Lymph cleans your body’s tissue cells, as the lymph fluid flows outward from capillary walls, carrying oxygen, white blood cells and essential nutrients to your cells. The lymph then carries away waste products, such as carbon dioxide.
Lymph vessels take the lymph fluid from all over your body to your chest, where it drains through a large vessel into a blood vessel near your heart.
Your lymph nodes filter harmful substances from your lymph fluid. These small structures like tiny, round peas also fight infection using immune cells that attack and destroy the germs carried through lymph vessels.
You have hundreds of lymph nodes in your body, each one working to filter fluid and debris from lymph vessels leading to those nodes. Lymph nodes at your elbow and under your arm filter lymph and provide immune cells for your fingers. Lymph nodes in the neck do the same for your head, scalp and face. You also have lymph nodes embedded deep in your body, under or between organs. Your lymph fluid flows throughout your body toward your chest, where fluid, salts and proteins flow into the bloodstream.

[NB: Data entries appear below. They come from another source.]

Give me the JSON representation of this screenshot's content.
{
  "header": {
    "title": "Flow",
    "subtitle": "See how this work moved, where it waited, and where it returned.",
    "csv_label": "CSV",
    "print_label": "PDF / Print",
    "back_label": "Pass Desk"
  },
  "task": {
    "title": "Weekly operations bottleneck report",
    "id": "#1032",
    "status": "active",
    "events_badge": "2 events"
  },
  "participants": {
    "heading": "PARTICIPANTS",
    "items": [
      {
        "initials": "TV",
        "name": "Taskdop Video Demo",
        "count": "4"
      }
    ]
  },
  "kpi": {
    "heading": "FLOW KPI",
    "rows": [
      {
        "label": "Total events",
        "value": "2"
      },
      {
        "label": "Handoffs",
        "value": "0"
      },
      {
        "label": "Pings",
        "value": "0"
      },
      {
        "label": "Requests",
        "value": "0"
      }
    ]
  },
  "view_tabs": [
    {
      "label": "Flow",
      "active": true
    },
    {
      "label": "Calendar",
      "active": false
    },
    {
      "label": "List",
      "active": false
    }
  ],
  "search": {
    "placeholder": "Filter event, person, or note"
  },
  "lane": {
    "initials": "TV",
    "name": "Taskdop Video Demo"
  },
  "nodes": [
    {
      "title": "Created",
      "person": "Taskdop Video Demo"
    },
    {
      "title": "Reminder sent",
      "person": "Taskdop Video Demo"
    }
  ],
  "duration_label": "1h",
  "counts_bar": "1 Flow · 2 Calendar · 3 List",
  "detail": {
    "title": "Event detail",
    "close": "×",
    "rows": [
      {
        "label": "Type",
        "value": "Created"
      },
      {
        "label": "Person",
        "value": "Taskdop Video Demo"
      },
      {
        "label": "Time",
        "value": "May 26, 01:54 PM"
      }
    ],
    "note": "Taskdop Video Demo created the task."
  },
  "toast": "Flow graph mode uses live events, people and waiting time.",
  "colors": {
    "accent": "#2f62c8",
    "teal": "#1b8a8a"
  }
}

When you suffer infection, injury or cancer, your lymph nodes in that part of your body swell as they work hard to clean the bad cells out of your system. Anytime your lymph nodes swell you know something is wrong, but earaches, sore throat, fever or a cut infection cause lymph nodes to swell, too.
Your lymph nodes in your neck, groin and underarms swell most often. Only one area usually swells during an infection or illness. But other infections, some medicines, immune system diseases and cancers can cause swelling in more than one area of lymph nodes.
There are two ways cancer appears in your lymph nodes. It either begins in your nodes or spreads there from another part of your body. Cancer beginning in your lymph nodes is lymphoma. More commonly, cancer spreads to the lymph nodes from another part of your body.
Cancer in your lymph nodes starting from another part of your body travels to your nodes through your lymph. This is similar to how cancer cells travel through the blood to other organs. The cancer cells die or settle in a new region of your body. The ones settling in a new place grow and form new tumors. This is a cancer metastasis.
Cancer cells spreading to other parts of your body first break away from the original cancer tumor. They attach to a lymph vessel’s outside wall or a blood vessel’s outside wall. Then they move through your vessel’s wall and travel through the vessel to a new location. Cancer growing in your lymph nodes usually affects nodes nearest the original tumor.